Recruitment & Eligibility

• Status: NOT_YET_RECRUITING
• Sex: All
• Target Recruitment: 82

Inclusion Criteria

• Presence of an MS diagnosis confirmed by a neurologist based on the McDonald criteria.
• Having the RRMS subtype.
• Diagnosed with MS for at least one year.
• Individuals aged 18-65 years.
• An EDSS score between 0 and 5, indicating mild to moderate disability.
• No use of steroid therapy or discontinuation of steroid therapy at least 3 months prior to participation.
• No MS relapse within the last 3 months.
• No prior use of acupressure or other complementary therapies.
• Sufficient language proficiency to understand the study and complete assessments.

Exclusion Criteria

• Presence of any open wounds or deformities at the application site.
• Presence of neurodegenerative or neuropsychiatric disorders such as - Parkinson's or Alzheimer's, which may potentially confound the study results.
• Pregnant or breastfeeding women, due to hormonal changes that may affect outcomes.
• Presence of severe cardiovascular, pulmonary, hepatic, renal, or psychiatric diseases.

Study & Design

• Study Type: INTERVENTIONAL
• Study Design: PARALLEL

Primary Outcome Measures

Name	Time	Method
Beta-Endorphin levels	from baseline to two months	Beta-endorphin levels will be measured using blood samples collected during routine clinical follow-ups, eliminating the need for additional invasive procedures. These biomarkers will be analyzed in an external laboratory using ELISA kits, and the results will be recorded and used for statistical analysis.
Hypocretin levels	from baseline to two months	Hypocretin levels will be measured using blood samples collected during routine clinical follow-ups, eliminating the need for additional invasive procedures. These biomarkers will be analyzed in an external laboratory using ELISA kits, and the results will be recorded and used for statistical analysis.
Cognition	from baseline to two months	Cognition in this study will be assessed using BICAMS, which includes SDMT for processing speed, CVLT-II for verbal memory, and BVMT-R for visual memory. These tests are validated tools for evaluating cognitive impairment in MS patients. Higher scores indicate better cognitive performance, and results will be analyzed to determine the impact of the intervention.

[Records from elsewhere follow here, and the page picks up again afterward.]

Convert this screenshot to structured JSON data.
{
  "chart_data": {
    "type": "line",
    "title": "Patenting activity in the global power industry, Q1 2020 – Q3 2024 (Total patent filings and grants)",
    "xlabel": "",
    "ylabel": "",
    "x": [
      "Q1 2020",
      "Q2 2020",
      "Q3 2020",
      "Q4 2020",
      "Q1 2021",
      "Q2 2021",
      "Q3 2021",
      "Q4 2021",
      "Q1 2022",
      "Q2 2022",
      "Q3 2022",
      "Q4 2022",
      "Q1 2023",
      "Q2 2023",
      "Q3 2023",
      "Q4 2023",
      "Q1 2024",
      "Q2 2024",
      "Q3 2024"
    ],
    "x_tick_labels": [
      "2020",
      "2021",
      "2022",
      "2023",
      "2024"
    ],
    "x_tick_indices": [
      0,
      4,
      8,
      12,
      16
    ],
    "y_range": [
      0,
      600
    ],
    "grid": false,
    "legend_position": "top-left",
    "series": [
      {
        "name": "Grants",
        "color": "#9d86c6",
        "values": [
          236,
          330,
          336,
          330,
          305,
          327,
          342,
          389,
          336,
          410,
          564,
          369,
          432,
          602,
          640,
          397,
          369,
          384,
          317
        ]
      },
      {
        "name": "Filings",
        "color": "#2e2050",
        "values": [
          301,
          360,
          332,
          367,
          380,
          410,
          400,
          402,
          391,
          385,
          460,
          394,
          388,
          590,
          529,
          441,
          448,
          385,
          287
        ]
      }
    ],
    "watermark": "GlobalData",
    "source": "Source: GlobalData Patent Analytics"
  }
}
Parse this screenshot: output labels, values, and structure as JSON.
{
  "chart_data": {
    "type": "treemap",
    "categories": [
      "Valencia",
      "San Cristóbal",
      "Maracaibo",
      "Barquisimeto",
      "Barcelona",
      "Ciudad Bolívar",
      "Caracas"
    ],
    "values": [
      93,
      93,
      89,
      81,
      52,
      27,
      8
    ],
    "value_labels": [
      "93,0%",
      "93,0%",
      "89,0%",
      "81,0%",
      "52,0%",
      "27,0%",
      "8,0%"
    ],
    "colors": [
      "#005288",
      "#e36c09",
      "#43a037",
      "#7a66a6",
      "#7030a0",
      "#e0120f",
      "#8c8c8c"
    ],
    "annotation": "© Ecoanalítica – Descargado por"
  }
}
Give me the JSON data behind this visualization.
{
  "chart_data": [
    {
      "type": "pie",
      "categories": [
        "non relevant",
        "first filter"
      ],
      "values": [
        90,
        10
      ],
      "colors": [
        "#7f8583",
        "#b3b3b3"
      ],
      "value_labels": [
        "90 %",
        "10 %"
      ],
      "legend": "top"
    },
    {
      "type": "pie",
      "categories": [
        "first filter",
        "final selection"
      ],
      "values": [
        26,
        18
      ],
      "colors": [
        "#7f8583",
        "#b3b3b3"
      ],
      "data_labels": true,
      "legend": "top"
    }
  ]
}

Secondary Outcome Measures

Name	Time	Method
Pain measurement	from baseline to two months	Pain will be assessed using the VAS, a validated tool for measuring pain intensity. The scale ranges from 0 (no pain) to 10 (worst possible pain), with participants marking a point that best represents their pain level. Higher scores indicate greater pain severity. Results will be analyzed to evaluate changes in pain perception.
Fatigue	from baseline to two months	Fatigue will be assessed using the FSS, a validated 9-item tool that evaluates the impact of fatigue on daily activities. Each item is scored from 1 (strongly disagree) to 7 (strongly agree). The total score is averaged, with higher scores indicating more severe fatigue. A score of 4 or above suggests clinically significant fatigue. Results will be analyzed to assess changes in fatigue levels.
Depression	from baseline to two months	Depression will be assessed using the BDI, a validated 21-item self-report questionnaire measuring symptoms of depression. Each item is scored from 0 to 3, with total scores ranging from 0 to 63. Higher scores indicate more severe depressive symptoms. A score of 17 or above suggests clinically significant depression. Results will be analyzed to evaluate changes in depression levels.
Quality of life measurement	from baseline to two months	Quality of Life will be assessed using the MSIS-29, a validated tool designed to measure the physical and psychological impact of MS. It consists of 20 items assessing physical health and 9 items evaluating psychological well-being. Each item is rated on a 5-point Likert scale, and total scores range from 0 to 100, with higher scores indicating a greater impact of the disease. Results will be analyzed to assess changes in quality of life.